Nick Young has always been a shooter, and lately he has been one of the best in the league.
But before Saturday’s practice, Lakers Coach Luke Walton reminded Young that defense, not offense, is why he’s in that position at all.
“It’s tough when you got labels on you,” Young said. “That’s what coach wants me to do. Told me before practice, ‘Even though we’re losing, don’t forget why we got you out there. Bring energy. We’re trying to label you a defender now.’ ”
Young embraced the memo wholeheartedly.
In a scrimmage that concluded practice, he shouted taunts about Jordan Clarkson, the player he was guarding, begging the opponents in the scrimmage to run a play for Clarkson. When they did, Young blanketed Clarkson, stole the ball from him and flipped it forward to point guard D’Angelo Russell.
“That ain’t no foul,” Young said as the play concluded in points for his team.
On the next possession Young took on rookie Brandon Ingram and blocked his shot, shouting proudly after the play.
Young’s joy in scoring still shows constantly, and he has had plenty of opportunity to show it lately. During the last seven games, Young has made 29 three-point baskets, second-most in the NBA after Minnesota’s Zach LaVine, who has made 32.
His 53% shooting during that span ranks second among starting guards who have played in at least five games. Only Milwaukee’s Giannis Antetokounmpo and Memphis’s Tony Allen are shooting a better percentage. Among starting guards attempting at least five three-pointers per game, Young’s three-point percentage ranks fourth after the Clippers’ J.J. Redick, LaVine and San Antonio’s Danny Green.
“I don’t want to jinx myself,” Young said. “I just get extra shots up every day after practice. Playing with confidence. I think that’s the best thing for me.”
Against Dallas on Thursday, Young made his first six shots, five of them three-pointers. But after making his first four three-pointer in the first quarter, his opportunities dwindled. Young didn’t shoot in the second quarter, and shot only twice each in the third and fourth quarters. The Lakers lost, 101-89.
“I think we got away from him a little bit in terms of moving the ball, everybody making the next pass, getting the open shot,” Clarkson said.
All Young can do is keep shooting when his opportunities come.
But as he does that, Walton is making sure Young isn’t forgetting the other half — the half the Lakers have struggled with as a whole, and that Young has in the past. He’s at the point where the stops feel just as good as the baskets.
“Oh yeah, for sure,” Young said. “I like to talk trash, too.”
The Lakers were 2-14 in December, the worst December record in the NBA. They beat only the Clippers and the Philadelphia 76ers.
The Brooklyn Nets ranked 29th in victories in December with three, one against the Lakers. The 76ers, Phoenix Suns, Portland Trail Blazers and Miami Heat each won only four games in December, and one of the Heat’s victories came against the Lakers.
The Lakers ranked 27th in field-goal percentage, committed the second-most turnovers and had the second-worst defensive rating in the league during the last month of the year.
Ivica Zubac update
Lakers center Ivica Zubac had 17 points and 10 rebounds in the 2016 finale for the D-Fenders, the Lakers’ development-league affiliate where Zubac has been assigned periodically this season. The Lakers recalled Zubac after Friday night’s game.

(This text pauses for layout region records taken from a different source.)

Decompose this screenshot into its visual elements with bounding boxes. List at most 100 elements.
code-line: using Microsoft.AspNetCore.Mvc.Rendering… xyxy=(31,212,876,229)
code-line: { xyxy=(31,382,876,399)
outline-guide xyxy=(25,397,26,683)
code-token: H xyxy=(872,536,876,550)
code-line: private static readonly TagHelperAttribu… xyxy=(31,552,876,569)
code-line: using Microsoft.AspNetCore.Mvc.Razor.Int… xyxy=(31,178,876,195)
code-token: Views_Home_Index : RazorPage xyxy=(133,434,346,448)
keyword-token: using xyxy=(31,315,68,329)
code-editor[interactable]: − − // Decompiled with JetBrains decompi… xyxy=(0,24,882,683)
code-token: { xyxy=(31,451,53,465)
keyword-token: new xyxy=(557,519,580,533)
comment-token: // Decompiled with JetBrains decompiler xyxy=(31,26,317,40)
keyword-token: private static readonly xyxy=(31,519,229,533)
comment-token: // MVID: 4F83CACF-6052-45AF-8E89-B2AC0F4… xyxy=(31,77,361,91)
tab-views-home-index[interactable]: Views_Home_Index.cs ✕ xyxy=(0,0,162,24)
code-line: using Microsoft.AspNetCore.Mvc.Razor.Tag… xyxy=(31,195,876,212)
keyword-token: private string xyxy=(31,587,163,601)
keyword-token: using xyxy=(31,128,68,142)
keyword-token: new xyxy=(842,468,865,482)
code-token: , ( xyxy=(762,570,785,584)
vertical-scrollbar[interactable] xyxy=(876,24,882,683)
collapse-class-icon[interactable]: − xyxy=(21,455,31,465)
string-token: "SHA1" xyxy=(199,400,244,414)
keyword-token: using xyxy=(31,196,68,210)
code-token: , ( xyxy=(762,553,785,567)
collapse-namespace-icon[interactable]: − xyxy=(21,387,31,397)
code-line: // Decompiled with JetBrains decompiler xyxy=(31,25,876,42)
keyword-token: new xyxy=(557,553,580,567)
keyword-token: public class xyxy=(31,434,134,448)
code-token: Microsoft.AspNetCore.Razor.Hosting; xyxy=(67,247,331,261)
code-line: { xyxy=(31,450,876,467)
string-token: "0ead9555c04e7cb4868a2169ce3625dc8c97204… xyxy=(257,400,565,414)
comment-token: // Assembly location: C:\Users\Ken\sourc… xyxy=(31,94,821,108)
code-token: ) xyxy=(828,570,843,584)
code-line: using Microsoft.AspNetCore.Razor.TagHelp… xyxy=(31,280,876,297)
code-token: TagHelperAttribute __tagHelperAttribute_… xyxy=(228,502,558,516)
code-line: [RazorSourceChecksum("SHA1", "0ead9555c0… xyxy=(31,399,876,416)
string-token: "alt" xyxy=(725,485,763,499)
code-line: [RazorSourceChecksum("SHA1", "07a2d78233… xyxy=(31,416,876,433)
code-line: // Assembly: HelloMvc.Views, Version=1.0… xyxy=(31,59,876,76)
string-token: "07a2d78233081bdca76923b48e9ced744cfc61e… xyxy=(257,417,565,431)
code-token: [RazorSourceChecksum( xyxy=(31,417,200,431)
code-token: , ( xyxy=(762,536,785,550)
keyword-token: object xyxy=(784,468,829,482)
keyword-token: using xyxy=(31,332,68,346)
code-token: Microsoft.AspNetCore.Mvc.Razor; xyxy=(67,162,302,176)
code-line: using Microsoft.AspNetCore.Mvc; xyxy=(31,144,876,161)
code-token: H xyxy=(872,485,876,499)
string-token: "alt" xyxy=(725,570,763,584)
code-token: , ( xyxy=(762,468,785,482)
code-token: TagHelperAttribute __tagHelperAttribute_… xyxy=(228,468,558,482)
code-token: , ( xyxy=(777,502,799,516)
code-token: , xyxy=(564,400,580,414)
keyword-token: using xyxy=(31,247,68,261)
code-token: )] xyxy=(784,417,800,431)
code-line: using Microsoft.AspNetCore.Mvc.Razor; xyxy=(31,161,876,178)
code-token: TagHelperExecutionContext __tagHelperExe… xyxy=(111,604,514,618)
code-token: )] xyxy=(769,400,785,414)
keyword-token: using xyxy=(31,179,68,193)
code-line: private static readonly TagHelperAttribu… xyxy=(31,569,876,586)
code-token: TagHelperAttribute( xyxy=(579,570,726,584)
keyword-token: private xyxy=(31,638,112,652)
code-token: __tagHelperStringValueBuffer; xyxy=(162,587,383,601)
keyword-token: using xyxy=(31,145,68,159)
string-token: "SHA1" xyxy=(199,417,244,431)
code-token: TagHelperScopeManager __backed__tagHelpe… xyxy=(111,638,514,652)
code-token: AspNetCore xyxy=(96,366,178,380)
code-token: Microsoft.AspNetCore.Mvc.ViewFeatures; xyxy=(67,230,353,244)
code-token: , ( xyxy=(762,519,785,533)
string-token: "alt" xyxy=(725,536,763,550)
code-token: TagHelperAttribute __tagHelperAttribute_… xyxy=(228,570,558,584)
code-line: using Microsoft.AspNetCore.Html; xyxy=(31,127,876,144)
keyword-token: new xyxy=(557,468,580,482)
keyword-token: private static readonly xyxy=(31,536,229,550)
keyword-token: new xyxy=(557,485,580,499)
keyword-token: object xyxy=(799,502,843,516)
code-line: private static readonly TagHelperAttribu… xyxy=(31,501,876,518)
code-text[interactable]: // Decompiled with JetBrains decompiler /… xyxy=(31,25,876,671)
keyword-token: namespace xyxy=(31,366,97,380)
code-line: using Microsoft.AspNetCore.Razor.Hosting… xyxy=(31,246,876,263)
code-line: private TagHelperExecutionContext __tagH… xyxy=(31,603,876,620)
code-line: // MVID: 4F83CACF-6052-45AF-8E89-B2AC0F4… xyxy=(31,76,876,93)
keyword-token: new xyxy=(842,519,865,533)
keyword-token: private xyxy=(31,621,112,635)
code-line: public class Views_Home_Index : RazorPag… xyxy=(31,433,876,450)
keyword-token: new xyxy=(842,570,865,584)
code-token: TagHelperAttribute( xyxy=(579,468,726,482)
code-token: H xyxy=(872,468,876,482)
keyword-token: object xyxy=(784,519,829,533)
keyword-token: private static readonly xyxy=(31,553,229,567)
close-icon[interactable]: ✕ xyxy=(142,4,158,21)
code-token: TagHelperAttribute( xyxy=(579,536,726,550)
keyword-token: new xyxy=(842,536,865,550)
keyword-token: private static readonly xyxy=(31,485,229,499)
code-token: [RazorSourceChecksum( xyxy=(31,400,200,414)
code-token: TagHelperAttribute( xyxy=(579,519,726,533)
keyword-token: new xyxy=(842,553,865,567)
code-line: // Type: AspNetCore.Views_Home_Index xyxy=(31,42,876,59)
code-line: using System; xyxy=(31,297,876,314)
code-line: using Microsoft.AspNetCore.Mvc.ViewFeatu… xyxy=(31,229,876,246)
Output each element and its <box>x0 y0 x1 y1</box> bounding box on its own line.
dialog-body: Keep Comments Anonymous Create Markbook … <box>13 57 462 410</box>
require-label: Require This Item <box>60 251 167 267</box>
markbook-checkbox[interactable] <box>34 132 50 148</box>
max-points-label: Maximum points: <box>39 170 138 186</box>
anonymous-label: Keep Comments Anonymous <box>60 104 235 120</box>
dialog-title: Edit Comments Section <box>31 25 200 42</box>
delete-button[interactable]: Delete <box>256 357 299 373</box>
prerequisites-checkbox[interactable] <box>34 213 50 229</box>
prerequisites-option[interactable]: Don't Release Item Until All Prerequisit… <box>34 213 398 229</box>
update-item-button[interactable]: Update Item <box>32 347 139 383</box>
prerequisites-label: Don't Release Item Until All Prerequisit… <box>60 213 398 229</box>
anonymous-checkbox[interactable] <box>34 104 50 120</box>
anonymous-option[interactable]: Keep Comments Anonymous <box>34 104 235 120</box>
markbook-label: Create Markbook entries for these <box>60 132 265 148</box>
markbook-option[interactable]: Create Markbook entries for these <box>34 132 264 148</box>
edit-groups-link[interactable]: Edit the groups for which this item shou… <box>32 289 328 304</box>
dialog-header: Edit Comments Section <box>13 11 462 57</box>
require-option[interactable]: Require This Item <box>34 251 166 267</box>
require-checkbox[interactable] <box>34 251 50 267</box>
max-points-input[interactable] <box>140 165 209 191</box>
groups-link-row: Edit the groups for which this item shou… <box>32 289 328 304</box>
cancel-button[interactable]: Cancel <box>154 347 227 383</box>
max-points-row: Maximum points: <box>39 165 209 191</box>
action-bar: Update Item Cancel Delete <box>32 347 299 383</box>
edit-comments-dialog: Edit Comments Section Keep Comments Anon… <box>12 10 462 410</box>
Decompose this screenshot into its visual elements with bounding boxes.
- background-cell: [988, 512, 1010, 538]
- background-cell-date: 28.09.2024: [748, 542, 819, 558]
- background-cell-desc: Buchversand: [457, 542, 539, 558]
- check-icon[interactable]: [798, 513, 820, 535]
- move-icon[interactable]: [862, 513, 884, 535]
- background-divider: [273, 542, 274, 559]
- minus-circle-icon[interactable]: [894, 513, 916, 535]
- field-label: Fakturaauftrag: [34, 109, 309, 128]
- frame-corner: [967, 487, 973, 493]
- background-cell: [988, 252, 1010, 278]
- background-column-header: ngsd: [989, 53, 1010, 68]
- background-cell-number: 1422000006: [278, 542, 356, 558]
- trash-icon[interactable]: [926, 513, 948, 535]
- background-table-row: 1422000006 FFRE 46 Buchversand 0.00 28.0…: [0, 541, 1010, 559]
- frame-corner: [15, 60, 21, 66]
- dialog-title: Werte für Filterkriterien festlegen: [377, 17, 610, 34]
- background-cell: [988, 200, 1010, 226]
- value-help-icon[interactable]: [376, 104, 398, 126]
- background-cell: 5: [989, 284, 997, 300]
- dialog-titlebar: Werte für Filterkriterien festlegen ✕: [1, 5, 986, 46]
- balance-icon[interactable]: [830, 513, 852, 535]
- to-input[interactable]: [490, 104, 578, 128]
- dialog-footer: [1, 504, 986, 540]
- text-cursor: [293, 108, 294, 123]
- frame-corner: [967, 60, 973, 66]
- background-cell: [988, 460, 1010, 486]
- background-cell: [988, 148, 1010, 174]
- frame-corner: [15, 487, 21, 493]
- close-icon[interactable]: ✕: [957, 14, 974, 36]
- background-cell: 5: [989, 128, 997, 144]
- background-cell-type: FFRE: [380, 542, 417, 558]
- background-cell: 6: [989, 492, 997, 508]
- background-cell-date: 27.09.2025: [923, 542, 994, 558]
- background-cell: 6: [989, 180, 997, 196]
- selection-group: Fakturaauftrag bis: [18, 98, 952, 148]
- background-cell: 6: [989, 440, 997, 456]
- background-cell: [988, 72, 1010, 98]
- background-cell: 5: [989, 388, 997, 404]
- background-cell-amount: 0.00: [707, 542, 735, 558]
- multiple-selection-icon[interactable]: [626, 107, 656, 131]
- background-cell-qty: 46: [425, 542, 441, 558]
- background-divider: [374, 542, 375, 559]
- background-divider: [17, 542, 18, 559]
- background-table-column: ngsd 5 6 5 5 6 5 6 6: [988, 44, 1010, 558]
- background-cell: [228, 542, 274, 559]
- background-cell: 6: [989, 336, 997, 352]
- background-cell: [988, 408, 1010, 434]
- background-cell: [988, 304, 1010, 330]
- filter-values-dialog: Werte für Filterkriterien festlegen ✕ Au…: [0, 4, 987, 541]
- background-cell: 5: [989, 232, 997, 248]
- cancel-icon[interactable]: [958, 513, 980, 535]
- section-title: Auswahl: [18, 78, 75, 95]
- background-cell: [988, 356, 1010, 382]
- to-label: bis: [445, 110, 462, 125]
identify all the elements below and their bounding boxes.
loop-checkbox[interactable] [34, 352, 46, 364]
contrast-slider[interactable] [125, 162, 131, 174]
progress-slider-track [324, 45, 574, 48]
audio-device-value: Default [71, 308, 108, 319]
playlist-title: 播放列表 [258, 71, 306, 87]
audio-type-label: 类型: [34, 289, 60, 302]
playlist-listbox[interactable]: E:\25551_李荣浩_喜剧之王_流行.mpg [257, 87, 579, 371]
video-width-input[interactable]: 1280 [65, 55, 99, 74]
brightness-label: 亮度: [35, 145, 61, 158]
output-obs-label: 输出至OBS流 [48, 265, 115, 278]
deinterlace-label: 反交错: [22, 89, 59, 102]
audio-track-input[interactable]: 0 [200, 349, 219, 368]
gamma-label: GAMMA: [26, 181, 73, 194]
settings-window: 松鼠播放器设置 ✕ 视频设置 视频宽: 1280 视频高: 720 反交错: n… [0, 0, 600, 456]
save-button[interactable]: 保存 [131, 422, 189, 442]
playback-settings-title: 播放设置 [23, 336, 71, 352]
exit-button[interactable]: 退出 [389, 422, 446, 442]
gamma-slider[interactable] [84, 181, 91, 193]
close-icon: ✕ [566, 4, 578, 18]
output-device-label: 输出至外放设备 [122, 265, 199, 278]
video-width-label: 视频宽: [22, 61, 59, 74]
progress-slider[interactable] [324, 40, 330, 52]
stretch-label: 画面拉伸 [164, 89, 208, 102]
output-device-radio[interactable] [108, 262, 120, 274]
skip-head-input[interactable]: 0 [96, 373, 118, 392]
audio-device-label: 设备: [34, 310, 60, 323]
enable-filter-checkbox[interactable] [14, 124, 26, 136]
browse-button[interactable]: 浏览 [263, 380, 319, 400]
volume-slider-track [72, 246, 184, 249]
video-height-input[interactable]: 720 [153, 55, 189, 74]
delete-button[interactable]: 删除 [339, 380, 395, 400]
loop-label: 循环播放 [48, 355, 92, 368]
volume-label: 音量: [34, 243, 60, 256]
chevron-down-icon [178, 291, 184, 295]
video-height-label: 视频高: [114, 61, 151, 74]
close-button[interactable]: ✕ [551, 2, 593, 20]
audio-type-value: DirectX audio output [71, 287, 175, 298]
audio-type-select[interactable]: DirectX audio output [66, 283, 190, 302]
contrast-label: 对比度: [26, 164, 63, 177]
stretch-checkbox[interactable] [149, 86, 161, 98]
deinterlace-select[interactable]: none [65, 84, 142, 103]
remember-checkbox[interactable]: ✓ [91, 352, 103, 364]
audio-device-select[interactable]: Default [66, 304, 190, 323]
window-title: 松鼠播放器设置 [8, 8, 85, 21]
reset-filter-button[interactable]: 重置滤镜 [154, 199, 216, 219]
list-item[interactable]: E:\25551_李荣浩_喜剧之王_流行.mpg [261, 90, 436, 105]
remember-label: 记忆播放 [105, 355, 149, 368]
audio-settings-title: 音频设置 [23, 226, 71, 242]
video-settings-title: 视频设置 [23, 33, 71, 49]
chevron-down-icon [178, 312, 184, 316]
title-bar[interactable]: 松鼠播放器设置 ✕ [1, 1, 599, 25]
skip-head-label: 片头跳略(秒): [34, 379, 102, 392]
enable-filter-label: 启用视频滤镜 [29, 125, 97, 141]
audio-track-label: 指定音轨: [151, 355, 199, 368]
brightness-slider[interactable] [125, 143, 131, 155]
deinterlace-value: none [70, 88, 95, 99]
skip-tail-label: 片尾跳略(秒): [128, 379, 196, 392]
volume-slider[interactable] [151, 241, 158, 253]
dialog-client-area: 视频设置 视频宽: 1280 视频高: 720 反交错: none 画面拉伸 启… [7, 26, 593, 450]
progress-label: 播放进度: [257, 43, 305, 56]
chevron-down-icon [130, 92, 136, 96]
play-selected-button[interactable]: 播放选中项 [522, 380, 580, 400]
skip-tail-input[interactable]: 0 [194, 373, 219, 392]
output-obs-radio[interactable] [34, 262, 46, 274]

Zubac averaged 16.6 points, 9.5 rebounds and 29.6 minutes per game with the D-Fenders.
When: 6:30 p.m., Sunday.
Where: Staples Center.
On the air: TV: Spectrum SportsNet, Spectrum Deportes; Radio: 710, 1330.
Records: Lakers 12-24; Raptors 22-10.
Record vs. Raptors: 0-1.
Update: While the Raptors’ defensive rating is middle of the road, it’s their offense that really drives them. Their offensive rating was the best in the league in December. They have the fifth-best record in the NBA and are shooting 47% from the field, which also ranks fifth in the league. DeMar DeRozan is averaging 27.4 points per game and his 9.9 field goals per game rank third in the league after Anthony Davis and Russell Westbrook. “They’re one of those teams that’s just professional about the way they go about their business,” Walton said. “They’re playoff tested. They’re going to come in and wear you down. They do what they do and they’re going to do it really well.”